The moment after a computer is powered on, the CPU (central processing Unit) gets power and does not know what it suppose to do. Mean while a special hardwire circuit raises the logical value of the RESET pin of the CPU (means a special HW circuit sets the RESET pin of the CPU). Once the CPU receives the RESET pin set, it assorted and sets some of its special registers to its default value and the specific code resides in the address location of 0xFFFF FFF0 gets executed known as system BOIS (Basic Input Output System). BIOS code is resides in the flash memory (ROM) present on the mother board. The BIOS then does the POST (Power On Self Test) operation to determine the HWs which are responsible for booting process. When a boot device is found it loads the boot-sector (1st stage boot-loader) from the boot device into RAM (Random Access Memory) and execute (The code that resides in the MBR (Master Boot Record) is known as boot-loader). The 1st stage boot loader is less than 512 bytes in size (a single sector), and its main job is to load the 2nd stage boot-loader into the RAM. When the 2nd stage boot loader is in RAM and executing, a splash screen is commonly displayed, and Linux and an optional RAM disc (temporary root file system) are loaded into memory (NB: The code segment in MBR is known as boot loader and is also responsible for selecting more than one OS at this point of time while 2nd boot-loader is in execution). When the kernel images are loaded into the RAM, the 2nd stage boot-loader passes control to the kernel image and the kernel is decompressed inside RAM and initialized. During this time the 2nd stage boot loader checks the system hardware, enumerates (numbers) the attached hardware devices, mounts the root device and then loads the necessary kernel modules. When all the aforesaid tasks get completed, the 1st User-space program (init) starts.
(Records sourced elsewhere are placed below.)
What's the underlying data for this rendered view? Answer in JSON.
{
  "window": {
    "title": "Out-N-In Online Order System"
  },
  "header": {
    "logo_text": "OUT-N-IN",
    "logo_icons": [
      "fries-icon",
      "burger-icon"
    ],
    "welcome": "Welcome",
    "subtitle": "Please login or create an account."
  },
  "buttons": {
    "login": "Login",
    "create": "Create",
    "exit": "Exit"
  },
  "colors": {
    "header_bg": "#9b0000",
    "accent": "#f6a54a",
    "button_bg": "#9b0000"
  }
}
Brief description and Functionality
Basic Input Output System [BIOS] :
BIOS is a
program resides in the memory location 0xFFFFFFF0 of ROM/Flash memory. It
consists of some interrupt driven low-level procedures, used by the Operating
Systems to handle the hardware devices. After the initialization process of
Linux completes, it does not use the BIOS. BIOS has two parts, POST code and
runtime service. POST part will flush from the memory once the POST operation
has completed, but the runtime service will remain in the memory and available
to the target OS.
·
BIOS
execute a series of tests in the computer hardware, in order to establish which
devices are present in the computer and whether they are working properly or
not. This series of tests are often called POST (power on self test). During
this phase user may see the BIOS version banners in the screen.
·
It
initializes the hardware devices and ensures that all hardware devices are
operate without conflict on the IRQ(interrupt)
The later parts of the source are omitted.